En outre, vu l’ampleur de l’événement et le thème de la conférence, il faut s’attendre à une possible détérioration de la situation du fait de l’organisation à Varsovie de manifestations et d’actions de protestation pouvant générer une menace.
» Le gouvernement polonais a aussi fait venir plusieurs milliers de policiers en renfort et a provisoirement rétabli les contrôles aux frontières pour la durée du sommet qui se tiendra du 11 au 22 novembre.

Olivier Bault

http://www.ndf.fr  du 10/11/2013

 

 

Un sommet sur le climat ?
Pourquoi les médias ne nous en ont pas parlé plutôt que de nous repasser en boucle des « Charleries » dont nous nous passerions bien volontiers ?
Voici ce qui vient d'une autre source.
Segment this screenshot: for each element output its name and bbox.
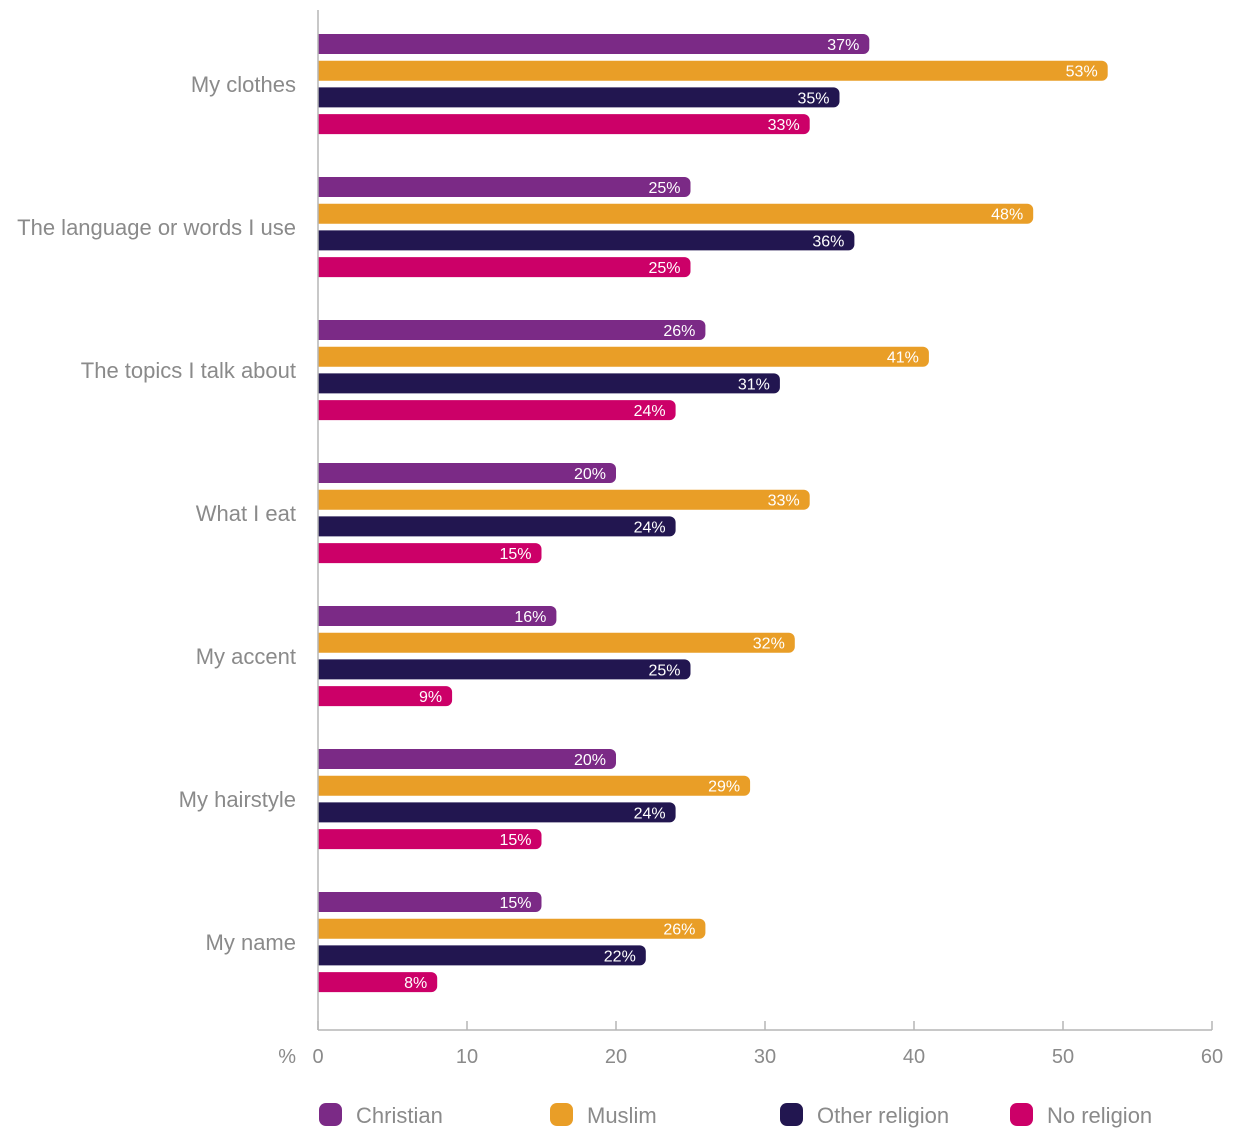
- bar-value-label: 36%: [812, 233, 844, 250]
- bar-value-label: 15%: [499, 546, 531, 563]
- legend-swatch: [780, 1103, 803, 1126]
- bar: [318, 632, 795, 653]
- x-axis: % 0 10 20 30 40 50 60: [278, 10, 1223, 1068]
- bar: [318, 320, 706, 340]
- bar-value-label: 26%: [663, 323, 695, 340]
- bar: [318, 34, 870, 54]
- bar-value-label: 25%: [648, 662, 680, 679]
- x-tick-label: 40: [903, 1046, 925, 1068]
- bar-value-label: 29%: [708, 779, 740, 796]
- category-label: My name: [206, 930, 296, 955]
- category-label: What I eat: [196, 501, 296, 526]
- bar: [318, 918, 706, 939]
- bar: [318, 686, 453, 707]
- legend-label: Christian: [356, 1103, 443, 1128]
- legend-swatch: [319, 1103, 342, 1126]
- legend-label: Other religion: [817, 1103, 949, 1128]
- bar-value-label: 26%: [663, 922, 695, 939]
- bar-value-label: 37%: [827, 37, 859, 54]
- bar: [318, 373, 780, 394]
- bar-value-label: 31%: [738, 376, 770, 393]
- bar: [318, 543, 542, 564]
- legend-swatch: [1010, 1103, 1033, 1126]
- bar-value-label: 41%: [887, 350, 919, 367]
- bar-value-label: 24%: [634, 403, 666, 420]
- bar-value-label: 32%: [753, 636, 785, 653]
- category-label: My accent: [196, 644, 296, 669]
- category-label: The topics I talk about: [81, 358, 296, 383]
- bar-value-label: 9%: [419, 689, 442, 706]
- bar-value-label: 15%: [499, 832, 531, 849]
- bar: [318, 659, 691, 680]
- category-label: The language or words I use: [17, 215, 296, 240]
- bar: [318, 114, 810, 135]
- x-tick-label: 60: [1201, 1046, 1223, 1068]
- category-labels: My clothes The language or words I use The…: [17, 72, 296, 955]
- bar: [318, 346, 929, 367]
- legend-label: Muslim: [587, 1103, 657, 1128]
- legend-swatch: [550, 1103, 573, 1126]
- bar: [318, 972, 438, 993]
- bar: [318, 203, 1034, 224]
- x-tick-label: 50: [1052, 1046, 1074, 1068]
- category-label: My clothes: [191, 72, 296, 97]
- bar: [318, 463, 616, 483]
- bar: [318, 177, 691, 198]
- bar: [318, 775, 751, 796]
- category-label: My hairstyle: [179, 787, 296, 812]
- bar: [318, 606, 557, 626]
- bar-value-label: 48%: [991, 207, 1023, 224]
- bar-value-label: 8%: [404, 975, 427, 992]
- bar-value-label: 16%: [514, 609, 546, 626]
- x-tick-label: 0: [312, 1046, 323, 1068]
- bar: [318, 749, 616, 769]
- bar: [318, 945, 646, 966]
- bar: [318, 257, 691, 278]
- bar-value-label: 20%: [574, 752, 606, 769]
- bar: [318, 400, 676, 421]
- x-tick-label: 10: [456, 1046, 478, 1068]
- bar-value-label: 22%: [604, 948, 636, 965]
- bar-value-label: 33%: [768, 493, 800, 510]
- bar-value-label: 53%: [1066, 64, 1098, 81]
- x-axis-unit: %: [278, 1046, 296, 1068]
- bar: [318, 60, 1108, 81]
- bar: [318, 892, 542, 912]
- bar: [318, 230, 855, 251]
- bar: [318, 516, 676, 537]
- bar-value-label: 25%: [648, 180, 680, 197]
- bar-value-label: 24%: [634, 519, 666, 536]
- bar: [318, 489, 810, 510]
- bar: [318, 87, 840, 108]
- bar: [318, 829, 542, 850]
- x-tick-label: 30: [754, 1046, 776, 1068]
- bar-value-label: 33%: [768, 117, 800, 134]
- bar-value-label: 24%: [634, 805, 666, 822]
- bar-value-label: 15%: [499, 895, 531, 912]
- bar-value-label: 25%: [648, 260, 680, 277]
- legend-label: No religion: [1047, 1103, 1152, 1128]
- bar-value-label: 35%: [797, 90, 829, 107]
- bar-value-label: 20%: [574, 466, 606, 483]
- x-tick-label: 20: [605, 1046, 627, 1068]
- legend: Christian Muslim Other religion No religion: [319, 1103, 1152, 1128]
- bar: [318, 802, 676, 823]
- bars: 37% 53% 35% 33% 25% 48% 36% 25% 26% 41% 31% 24% 20% 3…: [318, 34, 1108, 993]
Le 11 Novembre, c’est le souvenir de la Grande Guerre, un point c’est tout !

La nature se rappelle à nous avec ce qui se passe en Asie pour nous montrer qu’elle seule est invincible et que tout leurs palabres ne servent à rien…si, à dépenser NOS SOUS pour qu’ils se baladent et se goinfrent au lieu de mettre de l’argent de côté pour payer les dettes de leurs pays.